How to Choose a Cryptocurrency ETF
Choosing the right cryptocurrency ETF can be difficult, but here are some tips to help you make an informed decision.
- Research ETF providers: Look for established companies with a proven track record. For example, providers like BlackRock, Fidelity, and VanEck have a track record of running successful ETFs in the past, giving them credibility.
- Understanding the fund's strategy: Some ETFs simply track the price of Bitcoin or Ethereum, while others use more complex strategies like futures and derivatives. Make sure you understand how the ETF works and its investment approach.
- Expense ratio: Keep an eye on fees. High fees can eat into your returns over time. Compare expense ratios on different ETFs to find the most cost-effective option.
- Performance History: Check the ETF's past performance. While past performance is no guarantee of future results, it can give you an idea of how the ETF has managed market fluctuations.
- Liquidity: Make sure the ETF has sufficient trading volume. The more liquidity there is, the easier it is to buy and sell shares without affecting the price too much.
Should you invest in spot cryptocurrency ETFs and how much should you allocate?

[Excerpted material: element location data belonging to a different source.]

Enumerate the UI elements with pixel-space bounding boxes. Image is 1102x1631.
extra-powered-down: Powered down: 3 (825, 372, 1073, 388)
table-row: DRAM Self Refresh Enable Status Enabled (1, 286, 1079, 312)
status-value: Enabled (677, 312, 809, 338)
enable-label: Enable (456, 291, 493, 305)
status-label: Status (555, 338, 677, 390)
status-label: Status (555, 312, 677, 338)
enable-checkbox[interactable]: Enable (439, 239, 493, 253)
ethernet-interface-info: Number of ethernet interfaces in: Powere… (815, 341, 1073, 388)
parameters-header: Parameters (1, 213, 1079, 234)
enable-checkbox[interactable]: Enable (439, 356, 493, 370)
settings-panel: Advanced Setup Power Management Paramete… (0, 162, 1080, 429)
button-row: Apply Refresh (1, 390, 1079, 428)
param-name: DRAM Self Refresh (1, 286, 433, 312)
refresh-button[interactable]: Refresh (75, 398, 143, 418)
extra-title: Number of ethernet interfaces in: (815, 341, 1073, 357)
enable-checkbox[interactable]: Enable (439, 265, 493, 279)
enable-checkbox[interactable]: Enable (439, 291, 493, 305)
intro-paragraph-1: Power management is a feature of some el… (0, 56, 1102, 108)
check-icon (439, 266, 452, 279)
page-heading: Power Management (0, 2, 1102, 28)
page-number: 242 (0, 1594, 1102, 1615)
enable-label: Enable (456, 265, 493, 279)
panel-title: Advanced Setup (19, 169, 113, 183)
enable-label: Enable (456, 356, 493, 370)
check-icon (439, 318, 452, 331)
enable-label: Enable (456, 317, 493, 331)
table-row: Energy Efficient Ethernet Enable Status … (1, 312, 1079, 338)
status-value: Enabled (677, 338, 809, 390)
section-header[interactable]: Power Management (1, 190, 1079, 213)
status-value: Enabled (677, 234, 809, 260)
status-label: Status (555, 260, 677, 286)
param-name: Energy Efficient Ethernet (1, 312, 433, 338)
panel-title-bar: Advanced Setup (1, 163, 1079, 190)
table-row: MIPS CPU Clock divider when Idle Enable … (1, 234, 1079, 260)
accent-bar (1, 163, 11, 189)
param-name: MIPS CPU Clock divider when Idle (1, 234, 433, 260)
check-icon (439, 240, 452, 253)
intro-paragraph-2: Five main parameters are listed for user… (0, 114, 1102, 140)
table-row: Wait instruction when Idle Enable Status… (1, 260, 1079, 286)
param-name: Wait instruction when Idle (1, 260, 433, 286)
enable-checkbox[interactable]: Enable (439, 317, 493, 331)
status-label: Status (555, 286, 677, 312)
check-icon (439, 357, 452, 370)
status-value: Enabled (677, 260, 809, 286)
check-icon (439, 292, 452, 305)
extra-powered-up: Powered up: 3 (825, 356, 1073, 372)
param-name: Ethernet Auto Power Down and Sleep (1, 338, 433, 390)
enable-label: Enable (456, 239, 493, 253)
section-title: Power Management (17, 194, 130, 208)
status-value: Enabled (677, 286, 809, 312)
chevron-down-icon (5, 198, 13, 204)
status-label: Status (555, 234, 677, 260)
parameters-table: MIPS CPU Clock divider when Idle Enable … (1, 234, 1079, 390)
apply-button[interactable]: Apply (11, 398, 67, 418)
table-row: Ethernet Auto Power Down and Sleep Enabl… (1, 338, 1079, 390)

Deciding whether to invest in a spot cryptocurrency ETF and how much to allocate to it requires careful consideration. Here are some key points to take into account:
- Assess your risk tolerance: Cryptocurrency ETFs can be volatile. Only allocate what you can afford to lose. A general rule of thumb is to keep high-risk investments like cryptocurrency ETFs to a small portion of your portfolio, such as 5-10%.
- Diversification: Don't put all your eggs in one basket. Spread your investments across different asset classes to spread risk. Cryptocurrency ETFs are just one part of a broader investment strategy.
- Consider your investment horizon: If you have a long-term investment horizon, you may be able to tolerate greater volatility. Short-term investors may want to reduce their allocation to cryptocurrency ETFs given the price fluctuations.
- Stay up to date: The cryptocurrency market is constantly evolving. Stay on top of the news and trends to make informed decisions about adjusting your asset allocation if needed.
The way forward
As the market evolves, we will see exciting new financial products emerge, such as various cryptocurrency ETFs. The direction of these developments will depend heavily on the regulatory environment, i.e. whether rules become stricter or looser.
Meanwhile, keeping a close eye on the performance of the spot BTC and ETH ETFs will be important as they may guide future innovation and wider integration of cryptocurrencies into the financial sector.
Disclosure: This article is not investment advice. The content and materials posted on this page are for educational purposes only.